Institute of Animal Reproduction and Food Research, Polish Academy of Sciences, Division of Food Science, 10-747 Olsztyn, Poland
Publication date: 2010-11-26
J. Anim. Feed Sci. 2010;19(4):599–612
Maintaining gut health and well balanced intestinal microflora is important for the profitable production of high quality poultry. We investigated the impact of mannanoligosaccharides (MOS) in comparison with flavomycin on turkeys performance and intestinal colonization by harmful and beneficial microflora. Two hundred forty turkeys (four replicates of 12 birds per treatment) were fed on diet supplemented with flavomycin (8 mg/kg feed) or with low (1g/kg feed during the entire study), medium (4 and 2 g/kg feed in the first and second 8-week periods, respectively) and high (10 and 4 g/kg feed in the first and second 8-week periods, respectively) level of MOS. Basal diet without supplements was applied as control.

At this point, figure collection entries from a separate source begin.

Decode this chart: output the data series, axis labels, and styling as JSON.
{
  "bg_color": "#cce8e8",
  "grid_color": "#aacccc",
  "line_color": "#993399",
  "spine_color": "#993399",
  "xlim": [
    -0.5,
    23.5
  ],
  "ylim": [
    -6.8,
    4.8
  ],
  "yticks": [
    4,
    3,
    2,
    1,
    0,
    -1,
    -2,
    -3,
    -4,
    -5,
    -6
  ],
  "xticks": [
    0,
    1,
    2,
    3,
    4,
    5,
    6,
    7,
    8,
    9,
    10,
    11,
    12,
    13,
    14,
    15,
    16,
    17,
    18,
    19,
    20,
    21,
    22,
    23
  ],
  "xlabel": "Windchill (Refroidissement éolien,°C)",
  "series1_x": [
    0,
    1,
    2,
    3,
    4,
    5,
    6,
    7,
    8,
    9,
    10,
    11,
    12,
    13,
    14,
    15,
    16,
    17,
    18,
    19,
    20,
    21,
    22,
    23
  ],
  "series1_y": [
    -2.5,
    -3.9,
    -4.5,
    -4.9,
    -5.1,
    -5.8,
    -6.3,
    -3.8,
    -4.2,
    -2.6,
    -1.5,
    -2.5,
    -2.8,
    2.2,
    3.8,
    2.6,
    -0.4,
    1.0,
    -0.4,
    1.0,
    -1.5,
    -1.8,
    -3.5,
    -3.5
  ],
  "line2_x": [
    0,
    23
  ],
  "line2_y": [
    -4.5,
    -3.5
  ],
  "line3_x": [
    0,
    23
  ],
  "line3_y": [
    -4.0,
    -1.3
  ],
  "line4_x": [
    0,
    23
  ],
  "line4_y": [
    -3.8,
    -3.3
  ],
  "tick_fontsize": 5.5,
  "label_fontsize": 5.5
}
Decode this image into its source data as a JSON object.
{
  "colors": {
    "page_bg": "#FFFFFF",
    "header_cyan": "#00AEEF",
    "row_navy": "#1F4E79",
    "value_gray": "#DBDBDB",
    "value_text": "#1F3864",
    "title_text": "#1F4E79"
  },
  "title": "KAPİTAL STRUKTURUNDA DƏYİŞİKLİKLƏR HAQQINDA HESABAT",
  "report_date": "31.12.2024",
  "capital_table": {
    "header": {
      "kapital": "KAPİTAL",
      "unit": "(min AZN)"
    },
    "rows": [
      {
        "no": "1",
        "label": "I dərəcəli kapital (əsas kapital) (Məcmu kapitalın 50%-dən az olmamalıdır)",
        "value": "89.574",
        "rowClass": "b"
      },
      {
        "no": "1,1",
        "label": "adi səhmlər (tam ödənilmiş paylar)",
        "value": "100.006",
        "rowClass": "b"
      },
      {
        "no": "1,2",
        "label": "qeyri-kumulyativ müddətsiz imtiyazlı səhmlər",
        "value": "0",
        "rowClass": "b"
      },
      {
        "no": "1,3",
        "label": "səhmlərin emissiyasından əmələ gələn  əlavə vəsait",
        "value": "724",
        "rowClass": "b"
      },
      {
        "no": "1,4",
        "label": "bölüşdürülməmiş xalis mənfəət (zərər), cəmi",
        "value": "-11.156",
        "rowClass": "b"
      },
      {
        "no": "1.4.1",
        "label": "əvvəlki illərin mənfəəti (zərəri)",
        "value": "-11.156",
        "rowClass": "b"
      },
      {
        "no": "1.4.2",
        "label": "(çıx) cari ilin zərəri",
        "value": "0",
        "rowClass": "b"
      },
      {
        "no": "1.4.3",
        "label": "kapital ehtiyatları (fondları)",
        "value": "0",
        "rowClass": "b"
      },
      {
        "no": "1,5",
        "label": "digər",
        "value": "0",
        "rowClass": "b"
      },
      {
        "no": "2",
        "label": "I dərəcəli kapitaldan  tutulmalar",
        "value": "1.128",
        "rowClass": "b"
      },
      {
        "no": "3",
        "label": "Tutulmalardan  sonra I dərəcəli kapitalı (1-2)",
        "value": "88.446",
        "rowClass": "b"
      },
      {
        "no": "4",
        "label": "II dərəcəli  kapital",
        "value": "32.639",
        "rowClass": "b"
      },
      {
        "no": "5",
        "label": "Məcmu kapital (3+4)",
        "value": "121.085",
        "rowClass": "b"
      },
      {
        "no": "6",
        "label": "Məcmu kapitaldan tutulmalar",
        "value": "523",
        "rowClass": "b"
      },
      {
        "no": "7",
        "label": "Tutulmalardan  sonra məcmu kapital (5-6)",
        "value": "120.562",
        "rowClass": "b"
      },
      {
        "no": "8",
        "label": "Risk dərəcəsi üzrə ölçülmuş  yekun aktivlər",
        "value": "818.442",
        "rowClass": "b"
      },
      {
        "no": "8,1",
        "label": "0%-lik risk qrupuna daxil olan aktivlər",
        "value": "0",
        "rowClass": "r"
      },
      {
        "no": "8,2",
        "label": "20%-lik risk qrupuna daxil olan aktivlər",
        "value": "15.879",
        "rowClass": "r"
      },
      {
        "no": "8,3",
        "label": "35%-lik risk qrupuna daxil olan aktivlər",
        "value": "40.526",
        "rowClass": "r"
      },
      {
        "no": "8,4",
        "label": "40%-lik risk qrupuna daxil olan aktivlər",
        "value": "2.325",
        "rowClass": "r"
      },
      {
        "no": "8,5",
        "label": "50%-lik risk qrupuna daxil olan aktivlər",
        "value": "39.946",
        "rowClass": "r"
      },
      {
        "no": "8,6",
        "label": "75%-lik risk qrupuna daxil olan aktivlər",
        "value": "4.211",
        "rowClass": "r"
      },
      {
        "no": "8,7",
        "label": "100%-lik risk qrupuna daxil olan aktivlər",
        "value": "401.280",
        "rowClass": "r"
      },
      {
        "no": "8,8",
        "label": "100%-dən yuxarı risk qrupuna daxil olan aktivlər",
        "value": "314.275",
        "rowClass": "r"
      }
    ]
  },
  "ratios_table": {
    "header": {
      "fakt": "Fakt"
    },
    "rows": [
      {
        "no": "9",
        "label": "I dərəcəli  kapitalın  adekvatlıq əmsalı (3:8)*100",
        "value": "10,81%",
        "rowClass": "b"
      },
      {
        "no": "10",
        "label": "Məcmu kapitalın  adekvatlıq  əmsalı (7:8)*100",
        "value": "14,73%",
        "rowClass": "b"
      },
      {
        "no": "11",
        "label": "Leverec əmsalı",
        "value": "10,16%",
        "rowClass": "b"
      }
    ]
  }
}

After 16 weeks of feeding, the animals were sacrificed and microbial populations (Bifidobacterium, Lactobacillus, streptococci, Escherichia coli and other enterobacteria) attached to the colonic epithelium were assessed. Moreover, colonic epithelia were washed to remove the bound microorganisms and examined for their susceptibility for colonization by exogenous probiotic and pathogenic strains in vitro. In all experimental groups the reduction of the bacteria attached to the epithelium was found, except for increase of streptococci in flavomycin-receiving group and bifidobacteria in flavomycin and MOS-receiving groups. Higher doses of MOS had stimulating effect on body weight gain. In vitro studies revealed a great potential of MOS to reduce attachment of enterobacteria and in higher doses to enhance adhesion of Bifidobacterium and selected Lactobacillus strains (P<0.05).